The app was running in OpenShift, but it was held together with duct tape.
🔁 Step 2: Migrate from DeploymentConfig to Kubernetes Deployments
OpenShift's DeploymentConfig
had limitations and was in the deprecation phase. We needed better compatibility with Kubernetes-native tooling and Helm charts. So, I:
- Rewrote all deployment manifests to use
apps/v1 Deployment
- Replaced
BuildConfigs
with external image builds via GitHub Actions - Updated GitHub workflows to push directly to OpenShift's internal image registry
This allowed us to ditch OpenShift-specific legacy components and move toward portable, K8s-native deployment practices.
📊 Step 3: Monitor and Observe
I added monitoring and alerting layers:
- Integrated Prometheus + Grafana for pod metrics
- Enabled EFK (Elasticsearch-Fluentd-Kibana) stack for application logs
- Added proactive alerts for CPU/memory thresholds and failing pods
I also cleaned up old image streams, and automated stale object pruning via oc
and GitHub Actions workflows.
⚖️ Step 4: Implement Autoscaling with HPA
With growing traffic and more contractors using HMCR, I set up a Horizontal Pod Autoscaler (HPA) for our API and background process servers. This was the initial setup:
apiVersion: autoscaling/v2
kind: HorizontalPodAutoscaler
metadata:
name: hmcr-api
spec:
scaleTargetRef:
apiVersion: apps/v1
kind: Deployment
name: hmcr-api
minReplicas: 2
maxReplicas: 10
metrics:
- type: Resource
resource:
name: cpu
target:
type: Utilization
averageUtilization: 60
- type: Resource
resource:
name: memory
target:
type: Utilization
averageUtilization: 70
- type: Pods
pods:
metric:
name: http_requests_per_second
target:
type: AverageValue
averageValue: '100'
Where http_requests_per_second
is a custom metric from Prometheus Adapter.
HPA automatically scaled the pods from 2 up to 8 during peak usage (e.g., after storms or annual reports) in seconds, maintaining stable loads, and scaling down during quiet hours.

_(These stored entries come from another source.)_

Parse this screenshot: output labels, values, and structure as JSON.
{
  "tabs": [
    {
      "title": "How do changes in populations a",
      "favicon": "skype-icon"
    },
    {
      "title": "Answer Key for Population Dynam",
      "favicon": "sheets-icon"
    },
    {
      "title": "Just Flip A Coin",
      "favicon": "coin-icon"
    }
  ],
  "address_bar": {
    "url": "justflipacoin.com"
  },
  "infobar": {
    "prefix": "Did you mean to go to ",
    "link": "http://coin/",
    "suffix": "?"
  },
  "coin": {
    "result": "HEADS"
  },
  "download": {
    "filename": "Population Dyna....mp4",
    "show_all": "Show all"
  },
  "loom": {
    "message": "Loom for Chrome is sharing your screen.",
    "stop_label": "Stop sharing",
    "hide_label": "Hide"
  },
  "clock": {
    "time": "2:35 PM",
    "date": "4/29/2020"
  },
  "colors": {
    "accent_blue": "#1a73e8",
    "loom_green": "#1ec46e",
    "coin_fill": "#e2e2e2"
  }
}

In the interest of reading time, I will skip the part where I setup session affinity and ensure application statelessness with Redis
📦 Step 5: Helm All The Things
Manually managing templates across multiple environments was error-prone and time-consuming. OpenShift is an interconnected network of interdependent Kubernetes objects. Helm brilliantly solves this issue by allowing objects to be shipped together as a package. I created Helm charts to:
- Template our deployments
- Inject environment-specific values via
values.yaml
- DRY up configuration for routes, secrets, and storage
Now we could roll out changes across dev
, test
, and prod
using a single, repeatable structure in a single command:
helm upgrade --install hmcr-api ./charts/hmcr-api -f hmcr-prod.yaml
🐘 Step 6: Automate PostgreSQL Upgrades
I created an automated, namespace-scoped PostgreSQL upgrade script that:
- Backed up existing PVCs
- Restored data post-upgrade
- Provision necessary objects
We now had safe, repeatable, zero-downtime upgrades across all environments.
✅ Result
By the end of this effort:
- HMCR reliably scale to meet growing number of users and loads.
- We eliminated config drift between environments and package interdependent K8s objects using Helm.
- PostgreSQL upgrades were hands-off and namespace-safe.
- Developers could focus on features, not firefighting YAML bugs.